She was also forced to watch 14 videos police made of her interviews and, when she learned Ashar would be watching, she begged the judge for assurance she would be kept away from the couple after the trial.
Using sign she said: 'I am very nervous. I am feeling extremely anxious and nervous.'
Sometimes she was beaten if the food she served the family was too hot or spicy.
Whenever the girl was summoned from the cellar to carry out chores, she said lights would be flicked on and off as a signal and sometimes she would be dragged by the hair if she was too slow in responding.
While Ashar used his victim to satisfy his sexual desires the girl was also used to steal more than £30,000 in benefits on her behalf.
Two female jurors wept as guilty verdicts were delivered on 13 counts of rape.
One woman on the jury covered her face with her hands while a male juror held the hand of another female juror who was weeping.
All were excused from sitting as jurors again for 10 years after hearing the shocking details of the case.
She was first brought to the UK in June 2005 when she was around 10 years old.
The passport she was using claimed she was 20 years old and it was a matter of 'mystery and concern' how immigration officials at Heathrow did not notice.
For almost a decade the girl, now aged 19 or 20, had to work and sleep in the cellar at the family’s home in Cromwell Road, Eccles in Salford.
Ashar was convicted of 13 counts of rape. He had been convicted at an earlier trial of two counts of trafficking a person into the UK for exploitation, two counts of furnishing false information to obtain a benefit and one of permitting furnishing of false information to obtain a benefit.
His wife, Tallat Ashar, 68, was found guilty of two counts of trafficking a person into the UK for exploitation and four counts of furnishing false information to obtain a benefit.

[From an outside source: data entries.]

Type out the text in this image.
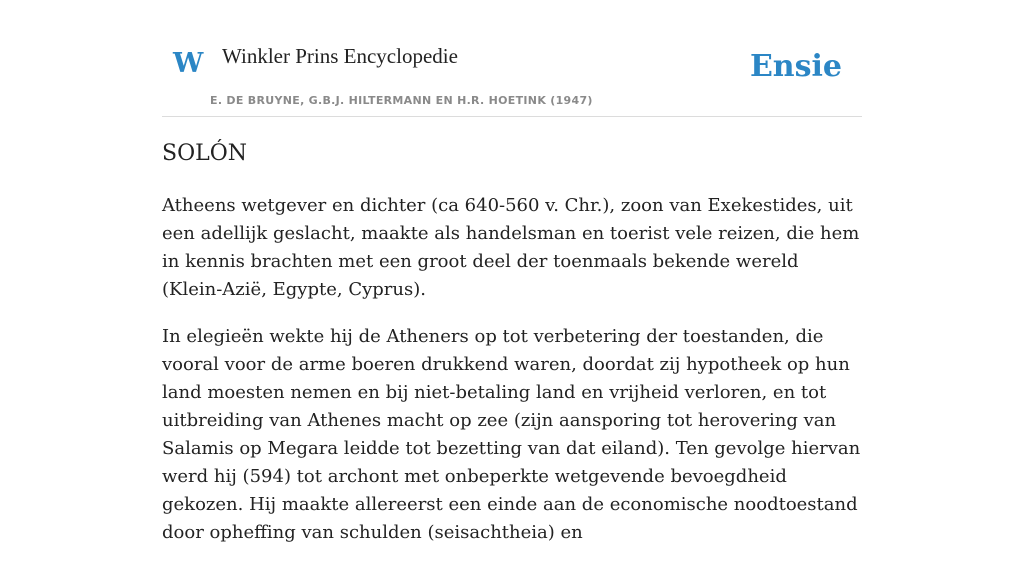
W Winkler Prins Encyclopedie
E. DE BRUYNE, G.B.J. HILTERMANN EN H.R. HOETINK (1947)
Ensie
SOLÓN

Atheens wetgever en dichter (ca 640-560 v. Chr.), zoon van Exekestides, uit een adellijk geslacht, maakte als handelsman en toerist vele reizen, die hem in kennis brachten met een groot deel der toenmaals bekende wereld (Klein-Azië, Egypte, Cyprus).

In elegieën wekte hij de Atheners op tot verbetering der toestanden, die vooral voor de arme boeren drukkend waren, doordat zij hypotheek op hun land moesten nemen en bij niet-betaling land en vrijheid verloren, en tot uitbreiding van Athenes macht op zee (zijn aansporing tot herovering van Salamis op Megara leidde tot bezetting van dat eiland). Ten gevolge hiervan werd hij (594) tot archont met onbeperkte wetgevende bevoegdheid gekozen. Hij maakte allereerst een einde aan de economische noodtoestand door opheffing van schulden (seisachtheia) en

His daughter, Faaiza Ashar, 46, was found guilty at an earlier trial of two counts of furnishing false information to obtain a benefit and one count of permitting furnishing of false information to obtain a benefit.
All three were convicted at the earlier trial, but the jury were unable to reach verdicts on the allegations of rape so Ashar was re-tried.
The girl had no family or friends in the UK and had never been to school in Pakistan or Britain.
She could not read or write and the only people she knew in Britain were the Ashars, who told her both her parents were dead.